September 22nd, 2008 10:23 AM
Originally Posted by SCfromNY
I agree about the sign.... But If I see a "no firearms sign" with the silhouette and slash plus the the words "no firearms"...I am going to respect it as it was mentioned in another thread, I really do not want to be the test case. Typically this is not an issue as I am a drive through user.
September 22nd, 2008 10:53 AM
Self protection is a mind set. The permit allows you more options legally.
You need to be responsible for yourself regardless of the situation.
Pay your money - make your choice - It's up the the individual to decide what their safety is worth.
"Being PARANOID is just plain smart thinking when they are really out to get you!"
September 22nd, 2008 11:30 AM
I live in California and have had a permit for over 20+ years. Ever since the Mcdonald's shooting near San Diego I carry 100% of the time. I even carry in church,known only to me,my wife and the Lord. I even carry extra ammo. Extra ammo to me is like a spare tire in your car. Never know when you will need it. I respect,but don't agree with the person that only carries on a casual basis. To carry all the time takes effort and mind set. If you don't have them,then do your fellow man a favor and don't carry. Above all,if you carry,go to the range and practice,practice.

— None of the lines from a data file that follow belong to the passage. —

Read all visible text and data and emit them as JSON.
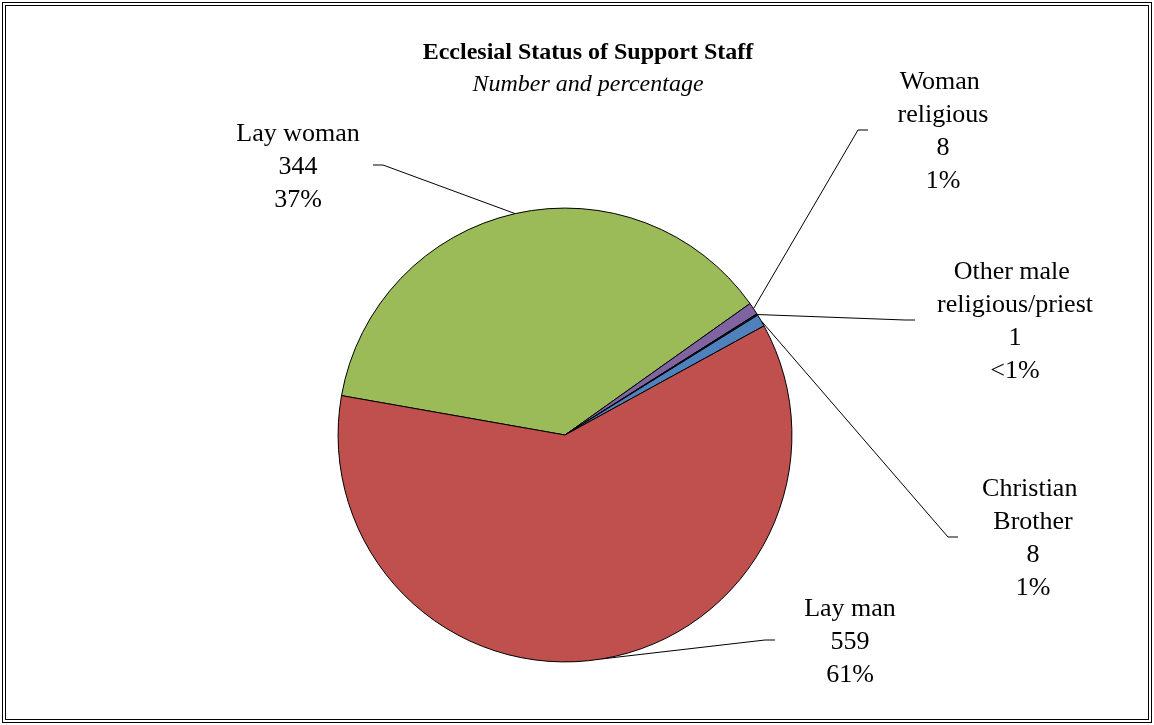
{
  "chart_data": {
    "type": "pie",
    "title": "Ecclesial Status of Support Staff",
    "subtitle": "Number and percentage",
    "categories": [
      "Lay woman",
      "Woman religious",
      "Other male religious/priest",
      "Christian Brother",
      "Lay man"
    ],
    "values": [
      344,
      8,
      1,
      8,
      559
    ],
    "colors": [
      "#9bbb59",
      "#8064a2",
      "#1f1f3f",
      "#4f81bd",
      "#c0504d"
    ],
    "value_labels": [
      "344\n37%",
      "8\n1%",
      "1\n<1%",
      "8\n1%",
      "559\n61%"
    ],
    "legend": false
  }
}
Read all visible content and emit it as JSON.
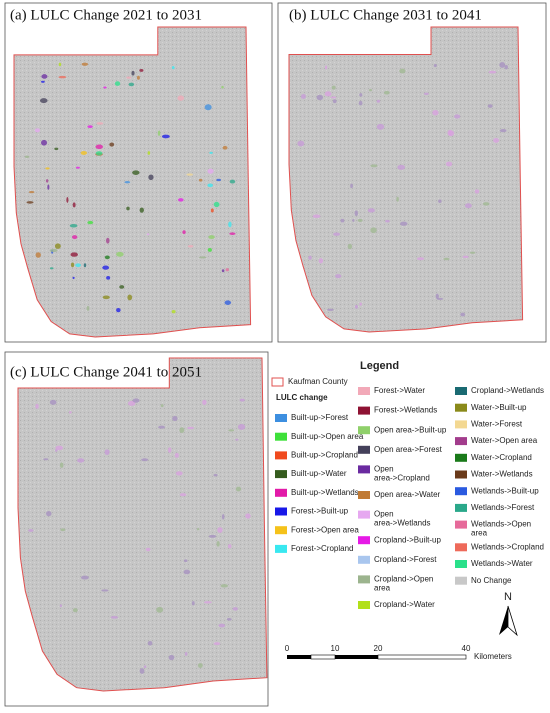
{
  "panels": [
    {
      "title": "(a) LULC Change 2021 to 2031"
    },
    {
      "title": "(b) LULC Change 2031 to 2041"
    },
    {
      "title": "(c) LULC Change 2041 to 2051"
    }
  ],
  "legend": {
    "title": "Legend",
    "boundary": {
      "label": "Kaufman County",
      "color": "#e0504f"
    },
    "group_title": "LULC change",
    "columns": [
      [
        {
          "label": "Built-up->Forest",
          "color": "#3d8fe0"
        },
        {
          "label": "Built-up->Open area",
          "color": "#3ee03a"
        },
        {
          "label": "Built-up->Cropland",
          "color": "#f04a1e"
        },
        {
          "label": "Built-up->Water",
          "color": "#355c1e"
        },
        {
          "label": "Built-up->Wetlands",
          "color": "#e21aa8"
        },
        {
          "label": "Forest->Built-up",
          "color": "#1818e8"
        },
        {
          "label": "Forest->Open area",
          "color": "#f5c21a"
        },
        {
          "label": "Forest->Cropland",
          "color": "#39e8f0"
        }
      ],
      [
        {
          "label": "Forest->Water",
          "color": "#f2a9b8"
        },
        {
          "label": "Forest->Wetlands",
          "color": "#8e1233"
        },
        {
          "label": "Open area->Built-up",
          "color": "#8fd06a"
        },
        {
          "label": "Open area->Forest",
          "color": "#44405a"
        },
        {
          "label": "Open area->Cropland",
          "color": "#6a2aa0"
        },
        {
          "label": "Open area->Water",
          "color": "#c07a34"
        },
        {
          "label": "Open area->Wetlands",
          "color": "#e6a8f0"
        },
        {
          "label": "Cropland->Built-up",
          "color": "#e61ae6"
        },
        {
          "label": "Cropland->Forest",
          "color": "#a9c6ee"
        },
        {
          "label": "Cropland->Open area",
          "color": "#9cb48e"
        },
        {
          "label": "Cropland->Water",
          "color": "#b2e01a"
        }
      ],
      [
        {
          "label": "Cropland->Wetlands",
          "color": "#1a6a72"
        },
        {
          "label": "Water->Built-up",
          "color": "#8a8a1a"
        },
        {
          "label": "Water->Forest",
          "color": "#f3d892"
        },
        {
          "label": "Water->Open area",
          "color": "#a23c8c"
        },
        {
          "label": "Water->Cropland",
          "color": "#1a7a1a"
        },
        {
          "label": "Water->Wetlands",
          "color": "#6a3a1a"
        },
        {
          "label": "Wetlands->Built-up",
          "color": "#2a5ae0"
        },
        {
          "label": "Wetlands->Forest",
          "color": "#2aa88a"
        },
        {
          "label": "Wetlands->Open area",
          "color": "#e66a9a"
        },
        {
          "label": "Wetlands->Cropland",
          "color": "#ee6a5a"
        },
        {
          "label": "Wetlands->Water",
          "color": "#2ae08a"
        },
        {
          "label": "No Change",
          "color": "#c8c8c8"
        }
      ]
    ]
  },
  "scale_bar": {
    "ticks": [
      "0",
      "10",
      "20",
      "40"
    ],
    "unit": "Kilometers"
  },
  "north_arrow": {
    "label": "N"
  }
}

September 22nd, 2008 01:04 PM
I tell all my friends that if they can legally do so they should get their CPL. It doesn't mean that they have to carry all the time, but it does mean that if they feel a need to carry they can and be legal. I believe that no one should carry untill they feel comfortable operating their firearm. Once someone has put forth money to get their permit, they have more of a reason to become familiar with firearms, some become avid shooters and collectors of all kinds of firearms. Some people after recieving their permit even become staunch 2nd amendment supporters.